Variance – Law of Large Numbers for Distributions with Infinite Variance Explained

Question

This is a purely explorative question.

I asked a question here about a "central limit theorem" for random variables with infinite variance.

I did not expect it, but it turns out that even some random variables with infinite variance nevertheless converge in distribution to a "stable distribution" (although not the normal distribution).

This makes me wonder about something which seems even more implausible: Is there a kind of "law of large numbers" for random variables with an infinite variance?
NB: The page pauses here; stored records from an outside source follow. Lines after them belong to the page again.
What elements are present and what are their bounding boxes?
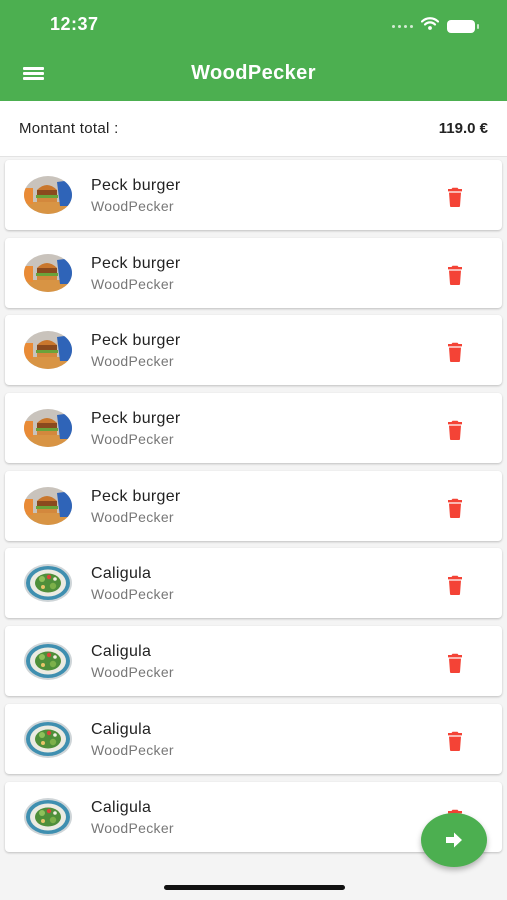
item-name: Caligula	[91, 643, 152, 661]
delete-button[interactable]	[443, 418, 467, 442]
cart-item[interactable]: Peck burger WoodPecker	[5, 160, 502, 230]
total-amount: 119.0 €	[438, 120, 488, 137]
trash-icon	[443, 576, 467, 601]
item-restaurant: WoodPecker	[91, 198, 174, 214]
checkout-button[interactable]	[421, 813, 487, 867]
item-name: Peck burger	[91, 487, 181, 505]
delete-button[interactable]	[443, 729, 467, 753]
trash-icon	[443, 653, 467, 679]
wifi-icon	[420, 17, 440, 35]
item-restaurant: WoodPecker	[91, 664, 174, 681]
item-restaurant: WoodPecker	[91, 353, 174, 370]
salad-thumbnail	[24, 719, 72, 758]
burger-thumbnail	[24, 331, 72, 370]
delete-button[interactable]	[443, 263, 467, 287]
total-label: Montant total :	[19, 120, 119, 137]
item-restaurant: WoodPecker	[91, 741, 174, 758]
salad-thumbnail	[24, 564, 72, 603]
trash-icon	[443, 420, 467, 446]
item-restaurant: WoodPecker	[91, 431, 174, 448]
delete-button[interactable]	[443, 340, 467, 364]
item-name: Caligula	[91, 798, 152, 816]
item-name: Caligula	[91, 720, 152, 738]
cart-item[interactable]: Peck burger WoodPecker	[5, 237, 502, 308]
status-icons	[392, 17, 479, 35]
item-restaurant: WoodPecker	[91, 586, 174, 603]
item-restaurant: WoodPecker	[91, 508, 174, 525]
item-name: Peck burger	[91, 332, 181, 350]
app-title: WoodPecker	[191, 62, 316, 84]
item-name: Peck burger	[91, 177, 181, 194]
cart-item[interactable]: Caligula WoodPecker	[5, 626, 502, 697]
trash-icon	[443, 265, 467, 291]
burger-thumbnail	[24, 253, 72, 292]
delete-button[interactable]	[443, 496, 467, 520]
burger-thumbnail	[24, 176, 72, 214]
burger-thumbnail	[24, 409, 72, 448]
salad-thumbnail	[24, 642, 72, 681]
cart-item[interactable]: Caligula WoodPecker	[5, 548, 502, 619]
item-restaurant: WoodPecker	[91, 275, 174, 292]
arrow-right-icon	[446, 832, 462, 848]
item-name: Peck burger	[91, 254, 181, 272]
delete-button[interactable]	[443, 573, 467, 597]
delete-button[interactable]	[443, 651, 467, 675]
item-name: Caligula	[91, 565, 152, 583]
home-indicator[interactable]	[164, 885, 345, 890]
status-bar: 12:37	[0, 12, 507, 38]
trash-icon	[443, 731, 467, 757]
item-restaurant: WoodPecker	[91, 819, 174, 836]
app-bar: 12:37 WoodPecker	[0, 0, 507, 101]
cart-list: Peck burger WoodPecker Peck burger WoodPeck…	[5, 160, 502, 859]
salad-thumbnail	[24, 797, 72, 836]
total-summary: Montant total : 119.0 €	[0, 101, 507, 157]
trash-icon	[443, 187, 467, 213]
battery-icon	[447, 19, 479, 33]
trash-icon	[443, 343, 467, 368]
signal-icon	[392, 24, 413, 28]
item-name: Peck burger	[91, 410, 181, 428]
status-time: 12:37	[50, 14, 99, 34]
cart-item[interactable]: Peck burger WoodPecker	[5, 470, 502, 541]
cart-item[interactable]: Peck burger WoodPecker	[5, 393, 502, 464]
burger-thumbnail	[24, 486, 72, 525]
trash-icon	[443, 498, 467, 524]
delete-button[interactable]	[443, 185, 467, 209]
cart-item[interactable]: Caligula WoodPecker	[5, 703, 502, 774]
cart-item[interactable]: Peck burger WoodPecker	[5, 315, 502, 386]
It does not necessarily have to state that the sample mean converges in probability to the expectation, but perhaps there is something that comes close.

Answer 1

Not only the (weak and strong) laws of large numbers hold for averages of iid random variables $X_i$ with no assumption on the existence of a variance, but the weak [and only the weak] law of large numbers may even occur without the existence of an expectation of $X_i$, as detailed on the corresponding Wikipedia page.

Remember that the weak law of large numbers states that there exists $\mu$ such that$$\lim_{n\to\infty}\mathbb{P}(|\bar{X}_n-\mu|>\epsilon)=0$$for every positive constant $\epsilon>0$. And that the strong law of large numbers states [informally] that $$\mathbb{P}(\lim_{n\to\infty}\bar{X}_n=\mu)=1$$In the event the expectation $\mathbb{E}[X_i]$ exists, then $\mathbb{E}[X_i]=\mu$.

Counter-examples provided in Wikipedia are

1. $X=\sin(Z)\exp\{Z\}/Z$ when $Z\sim\mathcal{E}xp(1)$, with $\mu=\pi/2$
2. $X=2^Z(-1)^Z/z$ when $Z\sim\mathcal{G}(1/2)$, with $\mu=-\log(2)$
3. $X\sim F(x)$ with $$F(x)=\mathbb{I}_{x\ge e}-\frac{e\mathbb{I}_{x\ge e}}{2x\log(x)}-\frac{e\mathbb{I}_{x\le-e}}{2x\log(-x)}+\frac{\mathbb{I}_{-e\le x\le e}}{2}$$with $\mu=0$

[in the sense that the rv's have no expectation but there exits a limit $\mu$ for the sample mean].